Posted: June 18th, 2014 6:05 AM

@neo, I think we're all just unhappy about more tasteless senseless architecture in OP. Tom-is absolutely right. Sell the condos prior. I rather see an empty lot then a tall empty building with a joke for retail space. Go develop somewhere else! FLW district doesn't need glorified apartments any more than it needs tacky architecture

NEOPer from Oak Park  

Posted: June 18th, 2014 5:43 AM

It sounds to me like Mr. Gater-Murtagh is unhappy with his new Village President.

Tom from Oak Park   

Posted: June 17th, 2014 11:51 PM

I don't even want their market research. I want every unit sold prior to development. If they are so great, people should be tearing at their front door for first dibs. Without a single interested party to purchase and live their, I see the market speaking quite clearly. Must be about some sort of wealth transfer or subsidies. Follow g the cash flow always leads to the truth. And truth is that there are currently no buyers. So where exactly is the cash flow to give some real I sight?

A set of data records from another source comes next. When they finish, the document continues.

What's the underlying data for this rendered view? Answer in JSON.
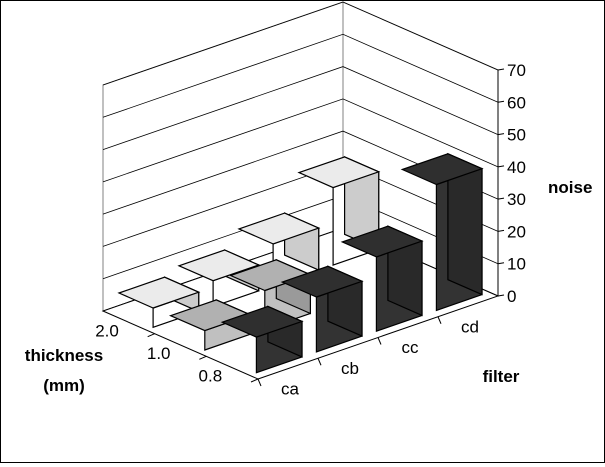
{
  "chart_data": {
    "type": "bar3d",
    "title": "",
    "x_categories": [
      "ca",
      "cb",
      "cc",
      "cd"
    ],
    "depth_categories": [
      "0.8",
      "1.0",
      "2.0"
    ],
    "xlabel": "filter",
    "depth_label": [
      "thickness",
      "(mm)"
    ],
    "ylabel": "noise",
    "ylim": [
      0,
      70
    ],
    "yticks": [
      0,
      10,
      20,
      30,
      40,
      50,
      60,
      70
    ],
    "series": [
      {
        "depth": "2.0",
        "values": [
          6,
          8,
          13,
          24
        ],
        "color": "#ffffff"
      },
      {
        "depth": "1.0",
        "values": [
          6,
          12,
          0,
          0
        ],
        "color": "#c0c0c0"
      },
      {
        "depth": "0.8",
        "values": [
          11,
          17,
          23,
          39
        ],
        "color": "#333333"
      }
    ],
    "grid": true,
    "legend": "none"
  }
}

Al Gater from Oak Park, Illinois  

Posted: June 17th, 2014 10:34 PM

Been over a year now and we have not seen village officials breaking ground with golden shovel yet. Lot of old development plans in embryo stage with no signatures. At the same time the Pope agenda is making a comeback. The Living Wage is back and so is the Roosevelt TIF. The president is thinking about hiring someone to research the LW. Money must be flowing, Who knows, maybe we will have a Madison TIF 25th Anniversary Gala in 2015.

Samuel of OP  

Posted: June 17th, 2014 8:58 PM

What business would want a 300-500 sqft of retail space? A flower, hot dog or lemonade stand? Will they be able to afford the rent & taxes? What about parking? I'm happy the other architects gave their input on the very much needed redesign, however, the target market for these "luxury" condos doesn't exist anymore. This is an "old school" idea with developers & architects that are out of touch with the present & future generations & markets. It's too bad. Where's your mkt research?

Tom from Oak Park  

Posted: June 17th, 2014 8:10 PM

With so many failures to date... Whiteco, Lake and Forest and a plethora of others, how does the village quantify this the any different? If you were going to spend well over half a million dollars, why in the world would someone choose to live in a box of no architectural significance on a busy street?

Doug Stewart from Oak Park  

Posted: June 17th, 2014 7:08 PM

Still Bigger - but much more acceptable design. Thanks to all who participated and brought sense to the table.

Good Collaboration  

Posted: June 17th, 2014 3:42 PM

Would be great if the same happens on the Forest/Lake and South/Harlem. No more WhiteCo's ever again.